One can use UMBEL to describe things, to help develop new ontologies and to put individuals in context. As an example of the first (from the UMBEL documentation), suppose you wanted to describe Muhammad Ali. Using the FOAF ontology, you could only say that he is a foaf:Person. We know he is, more specifically, a boxer, but we can’t find a boxer ontology. UMBEL has the subject concept sc:Boxer, which comes from the OpenCyc ontology. Using UMBEL, we can use both of these ontologies at once, thus employing the properties of foaf:Person (name, gender, birthday) as well as the class hierarchy above sc:Boxer (cyc:Person, cyc:SocialBeing, cyc:Athlete) to create a detailed representation of Muhammad Ali that relates to all other ontologies mapped into UMBEL.

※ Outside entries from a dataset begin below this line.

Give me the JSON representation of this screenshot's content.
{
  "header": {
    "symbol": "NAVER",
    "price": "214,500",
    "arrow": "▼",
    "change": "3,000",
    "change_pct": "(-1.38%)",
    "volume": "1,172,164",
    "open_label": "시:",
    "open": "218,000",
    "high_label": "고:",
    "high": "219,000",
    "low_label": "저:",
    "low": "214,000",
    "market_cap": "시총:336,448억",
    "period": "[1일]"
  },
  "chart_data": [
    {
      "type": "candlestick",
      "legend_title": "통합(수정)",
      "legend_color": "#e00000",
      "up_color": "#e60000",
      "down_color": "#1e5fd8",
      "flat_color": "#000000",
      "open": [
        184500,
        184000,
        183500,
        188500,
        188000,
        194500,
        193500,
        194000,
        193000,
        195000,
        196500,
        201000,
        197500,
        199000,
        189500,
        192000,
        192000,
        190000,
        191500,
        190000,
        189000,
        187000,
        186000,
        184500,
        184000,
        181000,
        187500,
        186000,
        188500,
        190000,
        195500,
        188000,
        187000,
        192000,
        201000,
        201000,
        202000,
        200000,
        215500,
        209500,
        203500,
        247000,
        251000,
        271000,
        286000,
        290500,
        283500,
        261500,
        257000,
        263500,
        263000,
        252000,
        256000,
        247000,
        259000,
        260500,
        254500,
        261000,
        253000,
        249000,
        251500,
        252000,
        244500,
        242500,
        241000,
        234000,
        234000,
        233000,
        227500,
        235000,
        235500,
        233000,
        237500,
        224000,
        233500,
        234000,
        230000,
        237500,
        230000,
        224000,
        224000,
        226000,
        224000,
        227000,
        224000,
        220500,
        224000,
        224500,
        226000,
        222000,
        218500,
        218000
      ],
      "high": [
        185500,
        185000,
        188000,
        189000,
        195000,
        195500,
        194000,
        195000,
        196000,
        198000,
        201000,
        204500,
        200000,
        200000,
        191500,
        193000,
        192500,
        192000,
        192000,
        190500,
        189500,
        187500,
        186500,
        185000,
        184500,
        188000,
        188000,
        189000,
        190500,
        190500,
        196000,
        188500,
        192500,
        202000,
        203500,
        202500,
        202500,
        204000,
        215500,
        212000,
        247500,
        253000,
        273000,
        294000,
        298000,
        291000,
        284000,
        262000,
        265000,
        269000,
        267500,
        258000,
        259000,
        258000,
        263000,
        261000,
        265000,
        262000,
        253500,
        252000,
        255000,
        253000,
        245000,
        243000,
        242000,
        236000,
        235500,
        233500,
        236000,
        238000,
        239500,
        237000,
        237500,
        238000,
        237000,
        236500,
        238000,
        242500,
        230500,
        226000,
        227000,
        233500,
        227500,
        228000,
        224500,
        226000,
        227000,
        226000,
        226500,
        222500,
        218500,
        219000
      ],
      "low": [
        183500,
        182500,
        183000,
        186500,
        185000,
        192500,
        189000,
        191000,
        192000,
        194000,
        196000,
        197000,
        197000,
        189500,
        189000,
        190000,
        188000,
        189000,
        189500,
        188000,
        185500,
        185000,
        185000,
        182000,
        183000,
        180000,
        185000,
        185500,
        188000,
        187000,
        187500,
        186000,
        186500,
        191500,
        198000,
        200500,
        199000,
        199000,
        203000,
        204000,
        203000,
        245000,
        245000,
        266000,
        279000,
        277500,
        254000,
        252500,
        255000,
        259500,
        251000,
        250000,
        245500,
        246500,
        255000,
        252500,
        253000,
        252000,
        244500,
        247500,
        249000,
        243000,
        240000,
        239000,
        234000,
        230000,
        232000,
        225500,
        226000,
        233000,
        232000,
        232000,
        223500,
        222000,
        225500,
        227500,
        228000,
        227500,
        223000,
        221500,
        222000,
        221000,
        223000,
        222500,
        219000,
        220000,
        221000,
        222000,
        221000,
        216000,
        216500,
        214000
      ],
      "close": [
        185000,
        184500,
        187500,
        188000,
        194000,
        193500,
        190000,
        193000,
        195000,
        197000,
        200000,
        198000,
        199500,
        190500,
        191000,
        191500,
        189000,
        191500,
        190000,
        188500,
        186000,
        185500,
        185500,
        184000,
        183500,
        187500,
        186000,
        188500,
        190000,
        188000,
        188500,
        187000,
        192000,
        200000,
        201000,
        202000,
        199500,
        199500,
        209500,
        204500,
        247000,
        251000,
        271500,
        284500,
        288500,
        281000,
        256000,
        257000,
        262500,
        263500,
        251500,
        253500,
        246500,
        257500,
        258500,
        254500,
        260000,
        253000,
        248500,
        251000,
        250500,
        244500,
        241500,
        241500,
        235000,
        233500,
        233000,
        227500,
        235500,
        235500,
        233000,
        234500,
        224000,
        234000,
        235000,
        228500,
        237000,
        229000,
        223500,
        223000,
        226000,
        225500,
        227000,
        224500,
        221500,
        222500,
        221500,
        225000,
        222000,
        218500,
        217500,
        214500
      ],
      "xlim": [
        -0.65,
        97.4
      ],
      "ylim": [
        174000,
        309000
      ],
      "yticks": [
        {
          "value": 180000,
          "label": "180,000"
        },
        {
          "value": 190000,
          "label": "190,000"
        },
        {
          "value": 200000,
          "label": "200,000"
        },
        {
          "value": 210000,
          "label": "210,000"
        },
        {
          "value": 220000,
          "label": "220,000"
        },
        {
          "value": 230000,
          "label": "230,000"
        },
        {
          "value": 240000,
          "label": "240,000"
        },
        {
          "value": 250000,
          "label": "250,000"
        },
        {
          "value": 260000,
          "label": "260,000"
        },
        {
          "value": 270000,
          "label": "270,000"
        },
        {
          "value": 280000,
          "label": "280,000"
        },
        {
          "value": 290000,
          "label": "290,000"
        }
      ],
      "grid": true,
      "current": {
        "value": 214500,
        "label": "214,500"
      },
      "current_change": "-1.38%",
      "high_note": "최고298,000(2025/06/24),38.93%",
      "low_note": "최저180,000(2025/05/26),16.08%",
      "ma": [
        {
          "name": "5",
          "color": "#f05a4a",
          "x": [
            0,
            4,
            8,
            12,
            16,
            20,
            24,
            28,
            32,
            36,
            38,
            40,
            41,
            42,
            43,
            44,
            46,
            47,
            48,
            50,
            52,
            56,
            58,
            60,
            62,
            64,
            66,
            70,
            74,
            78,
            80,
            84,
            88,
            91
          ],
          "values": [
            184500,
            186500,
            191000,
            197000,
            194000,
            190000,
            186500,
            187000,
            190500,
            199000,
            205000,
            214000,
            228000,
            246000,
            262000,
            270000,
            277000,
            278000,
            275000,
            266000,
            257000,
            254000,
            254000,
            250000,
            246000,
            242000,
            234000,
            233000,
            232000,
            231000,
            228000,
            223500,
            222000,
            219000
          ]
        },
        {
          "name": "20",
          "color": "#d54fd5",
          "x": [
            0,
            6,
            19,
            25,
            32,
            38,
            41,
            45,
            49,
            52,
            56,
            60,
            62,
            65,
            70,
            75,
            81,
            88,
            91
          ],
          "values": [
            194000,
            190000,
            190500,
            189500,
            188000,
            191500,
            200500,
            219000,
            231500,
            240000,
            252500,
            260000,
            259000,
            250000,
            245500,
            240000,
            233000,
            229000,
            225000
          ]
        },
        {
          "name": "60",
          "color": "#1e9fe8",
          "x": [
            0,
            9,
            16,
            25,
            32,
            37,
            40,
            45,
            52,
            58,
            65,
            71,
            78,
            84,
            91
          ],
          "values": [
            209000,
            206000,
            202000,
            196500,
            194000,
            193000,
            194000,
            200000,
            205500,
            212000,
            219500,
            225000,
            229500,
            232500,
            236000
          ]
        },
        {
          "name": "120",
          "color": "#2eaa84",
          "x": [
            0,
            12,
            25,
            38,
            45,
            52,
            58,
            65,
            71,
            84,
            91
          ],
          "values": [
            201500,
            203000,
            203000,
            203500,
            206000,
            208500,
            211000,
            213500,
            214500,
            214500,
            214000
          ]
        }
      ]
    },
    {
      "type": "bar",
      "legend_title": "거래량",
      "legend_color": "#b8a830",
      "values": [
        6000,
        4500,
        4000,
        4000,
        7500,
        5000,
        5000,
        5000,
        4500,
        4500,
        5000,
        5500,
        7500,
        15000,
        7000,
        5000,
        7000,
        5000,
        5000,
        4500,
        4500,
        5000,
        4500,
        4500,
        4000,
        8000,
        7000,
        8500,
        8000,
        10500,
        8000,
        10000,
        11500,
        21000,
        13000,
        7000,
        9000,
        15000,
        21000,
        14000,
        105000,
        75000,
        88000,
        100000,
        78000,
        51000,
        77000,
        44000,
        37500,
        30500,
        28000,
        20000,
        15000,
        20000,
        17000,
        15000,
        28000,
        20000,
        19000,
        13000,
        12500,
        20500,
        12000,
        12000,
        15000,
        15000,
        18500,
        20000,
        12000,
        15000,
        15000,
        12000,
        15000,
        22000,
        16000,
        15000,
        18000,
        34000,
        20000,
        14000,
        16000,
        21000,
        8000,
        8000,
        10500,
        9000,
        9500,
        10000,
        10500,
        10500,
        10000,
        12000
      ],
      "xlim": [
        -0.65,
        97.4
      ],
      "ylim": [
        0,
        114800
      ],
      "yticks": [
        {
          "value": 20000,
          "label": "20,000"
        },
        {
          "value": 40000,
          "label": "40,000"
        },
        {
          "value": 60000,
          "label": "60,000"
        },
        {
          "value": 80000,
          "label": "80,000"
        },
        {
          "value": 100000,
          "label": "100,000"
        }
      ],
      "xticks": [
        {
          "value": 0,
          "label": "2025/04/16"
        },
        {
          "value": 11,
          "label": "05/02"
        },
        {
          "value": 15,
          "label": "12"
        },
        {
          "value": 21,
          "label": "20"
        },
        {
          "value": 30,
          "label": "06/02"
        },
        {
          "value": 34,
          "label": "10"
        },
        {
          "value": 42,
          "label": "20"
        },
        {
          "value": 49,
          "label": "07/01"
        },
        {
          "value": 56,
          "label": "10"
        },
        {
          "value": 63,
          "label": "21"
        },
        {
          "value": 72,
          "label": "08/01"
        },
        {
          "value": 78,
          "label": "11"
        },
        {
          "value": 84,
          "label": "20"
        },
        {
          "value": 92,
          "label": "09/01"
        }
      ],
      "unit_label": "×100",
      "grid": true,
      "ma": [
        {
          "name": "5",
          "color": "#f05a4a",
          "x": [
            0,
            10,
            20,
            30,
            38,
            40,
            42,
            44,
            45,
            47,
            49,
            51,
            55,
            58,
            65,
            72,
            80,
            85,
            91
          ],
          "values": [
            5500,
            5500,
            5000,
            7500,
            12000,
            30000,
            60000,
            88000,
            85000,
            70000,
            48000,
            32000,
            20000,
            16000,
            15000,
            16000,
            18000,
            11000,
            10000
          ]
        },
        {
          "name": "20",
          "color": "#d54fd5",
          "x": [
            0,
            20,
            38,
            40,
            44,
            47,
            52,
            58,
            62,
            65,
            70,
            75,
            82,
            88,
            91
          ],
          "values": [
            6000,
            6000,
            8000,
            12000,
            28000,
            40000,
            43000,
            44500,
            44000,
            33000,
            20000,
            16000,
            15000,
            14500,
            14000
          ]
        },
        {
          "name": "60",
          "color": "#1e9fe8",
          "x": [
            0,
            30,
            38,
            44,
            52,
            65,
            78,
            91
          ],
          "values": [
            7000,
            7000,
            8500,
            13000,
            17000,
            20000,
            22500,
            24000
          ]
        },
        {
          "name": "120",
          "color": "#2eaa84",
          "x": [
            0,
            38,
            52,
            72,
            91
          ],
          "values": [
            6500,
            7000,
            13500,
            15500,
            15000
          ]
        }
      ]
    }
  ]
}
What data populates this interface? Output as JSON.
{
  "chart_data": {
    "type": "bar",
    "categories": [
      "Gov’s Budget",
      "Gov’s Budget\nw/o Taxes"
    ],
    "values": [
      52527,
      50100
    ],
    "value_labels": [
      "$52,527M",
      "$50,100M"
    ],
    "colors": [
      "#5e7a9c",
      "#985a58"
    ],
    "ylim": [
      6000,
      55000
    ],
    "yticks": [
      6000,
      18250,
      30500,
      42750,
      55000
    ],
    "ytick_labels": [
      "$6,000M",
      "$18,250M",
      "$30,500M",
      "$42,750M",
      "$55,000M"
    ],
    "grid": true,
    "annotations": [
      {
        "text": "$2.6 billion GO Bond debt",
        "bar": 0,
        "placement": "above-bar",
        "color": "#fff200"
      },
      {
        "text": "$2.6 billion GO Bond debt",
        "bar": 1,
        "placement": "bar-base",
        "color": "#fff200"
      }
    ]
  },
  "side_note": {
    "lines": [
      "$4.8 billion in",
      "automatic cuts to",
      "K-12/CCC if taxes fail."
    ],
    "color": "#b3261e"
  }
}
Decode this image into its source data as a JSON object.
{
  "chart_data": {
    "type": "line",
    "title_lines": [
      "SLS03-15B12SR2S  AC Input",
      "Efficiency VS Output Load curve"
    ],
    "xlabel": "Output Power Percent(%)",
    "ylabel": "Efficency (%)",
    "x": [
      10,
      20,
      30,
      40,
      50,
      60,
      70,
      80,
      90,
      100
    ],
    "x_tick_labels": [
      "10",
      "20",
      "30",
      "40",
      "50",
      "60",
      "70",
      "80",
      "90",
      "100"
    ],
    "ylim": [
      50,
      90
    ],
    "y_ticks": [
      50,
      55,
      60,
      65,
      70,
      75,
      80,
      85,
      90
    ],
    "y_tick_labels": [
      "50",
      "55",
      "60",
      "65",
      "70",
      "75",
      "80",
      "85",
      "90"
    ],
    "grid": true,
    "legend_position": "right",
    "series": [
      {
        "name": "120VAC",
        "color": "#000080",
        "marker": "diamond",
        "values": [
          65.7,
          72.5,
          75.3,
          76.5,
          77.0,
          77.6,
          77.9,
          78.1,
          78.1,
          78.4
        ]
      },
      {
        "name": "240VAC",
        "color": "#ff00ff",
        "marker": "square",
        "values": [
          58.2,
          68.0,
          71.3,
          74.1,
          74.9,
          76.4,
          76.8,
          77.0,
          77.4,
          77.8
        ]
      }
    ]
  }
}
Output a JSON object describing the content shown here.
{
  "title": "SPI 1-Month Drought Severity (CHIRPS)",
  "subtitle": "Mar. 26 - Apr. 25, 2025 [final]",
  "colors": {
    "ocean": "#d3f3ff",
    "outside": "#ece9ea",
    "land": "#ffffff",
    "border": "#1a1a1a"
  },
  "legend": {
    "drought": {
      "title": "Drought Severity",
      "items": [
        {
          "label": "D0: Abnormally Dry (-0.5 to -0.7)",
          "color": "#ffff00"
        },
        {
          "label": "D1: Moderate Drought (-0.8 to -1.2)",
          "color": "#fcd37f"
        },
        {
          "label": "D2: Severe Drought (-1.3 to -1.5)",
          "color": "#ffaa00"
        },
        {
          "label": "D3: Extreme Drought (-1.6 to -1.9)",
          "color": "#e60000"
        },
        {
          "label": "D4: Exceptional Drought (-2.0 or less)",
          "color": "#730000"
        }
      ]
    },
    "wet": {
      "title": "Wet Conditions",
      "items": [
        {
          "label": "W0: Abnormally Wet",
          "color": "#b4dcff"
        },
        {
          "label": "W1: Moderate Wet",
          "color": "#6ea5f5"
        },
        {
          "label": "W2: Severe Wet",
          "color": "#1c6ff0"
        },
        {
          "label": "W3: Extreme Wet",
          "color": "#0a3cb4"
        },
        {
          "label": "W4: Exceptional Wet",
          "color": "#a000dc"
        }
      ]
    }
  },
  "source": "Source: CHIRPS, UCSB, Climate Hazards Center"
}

Wikipedia and OpenCyc Alignment
We collaborated with Olena Medelyan and Catherine Legg of the University of Waikato, New Zealand in their effort to automatically identify ontologically equivalent concepts in Cyc and Wikipedia. The work was presented at this year’s AAAI and represents the highest quality mapping to date. It will prove useful for connecting with other open datasets like DBPedia and Freebase.

Details and downloadable versions of the mappings can be found at the project website.

OpenCyc Update
An updated OpenCyc ontology has been released featuring:

  • a new Creative Commons licensing
  • new simplified relations between concepts in addition to the existing relationships
  • new URI’s complying with the latest Linked Data principles
  • a cleaner internal structure free of legacy concepts related to internal Cycorp projects that were of little use to the general community

This OpenCyc update represents a significant usability improvement over the previous ontology and incorporates feedback from Cyc Foundation members, the UMBEL effort, and the community at large.

Thank you all for your continued interest and support.

Games With a Purpose

Luis von Ahn and his team have launched gwap.com, a collection of fun games which also capture machine readable knowledge. 

UMBEL

Mike Bergman began an interesting series about the history and motivations of the UMBEL  project over the weekend. Stay tuned.

New Cyc Foundation Facebook Group

The Cyc Foundation has a new Facebook group. If you are a member, please show your support and invite a friend!

TreeJuxtaposer

Also on the topic of ontology alignment, TreeJuxtaposer is a wonderful comparison tool by Tamara Munzner.

You Say - We Say

You Say - We Say is an interesting visualization of folksonomy/ontology alignment.

Batch importing into Cyc

How do you efficiently import a bunch of terms and assertions into an OpenCyc instance? Recently I looked at a few approaches. I found that Cyc’s “KEText” file format works well. Here are the docs on this format: KEText. The following SubL command then comes in handy, to load a file in KEText format:

(load-ke-text-file #$CycAdministrator “C:/my.ketext.txt” :agenda t)

To load very large amounts of data you’ll need to break your KEText files up into fairly small chunks, as there are limits to how much data the SubL command can process.

You could alternatively use the OpenCyc Java API, which provides everything you need to make additions and changes to a Cyc image. In my case I had a bunch of information in XML already, so transforming the XML into KEText format was an easier way to go.

A Bridge Between Rich Semantic Reasoning and Theorem Provers

In the history of the Cyc project, Cyc’s knowledge base and inference engine have evolved in a direction far different from most other automated theorem provers. Cyc concentrated on solving problems in very large knowledge spaces (i.e., millions of facts), using higher-order logic, although the problem solutions were often not very deep. The automated theorem proving community, on the other hand, looked at relatively small knowledge spaces (or theorems), but focused on becoming very fast at finding very deep solutions.

To date, there has been fairly little cross-pollination between the two communities. In part, this has been because there was no corpus of problems accessible by both Cyc and automated theorem provers. Now, however, just such a problem corpus has been released and made available in the TPTP (Thousands of Problems for Theorem Provers) format that is the standard for automated theorem proving researchers. More information about this problem suite can be found at
http://www.opencyc.org/doc/tptp_challenge_problem_set.html.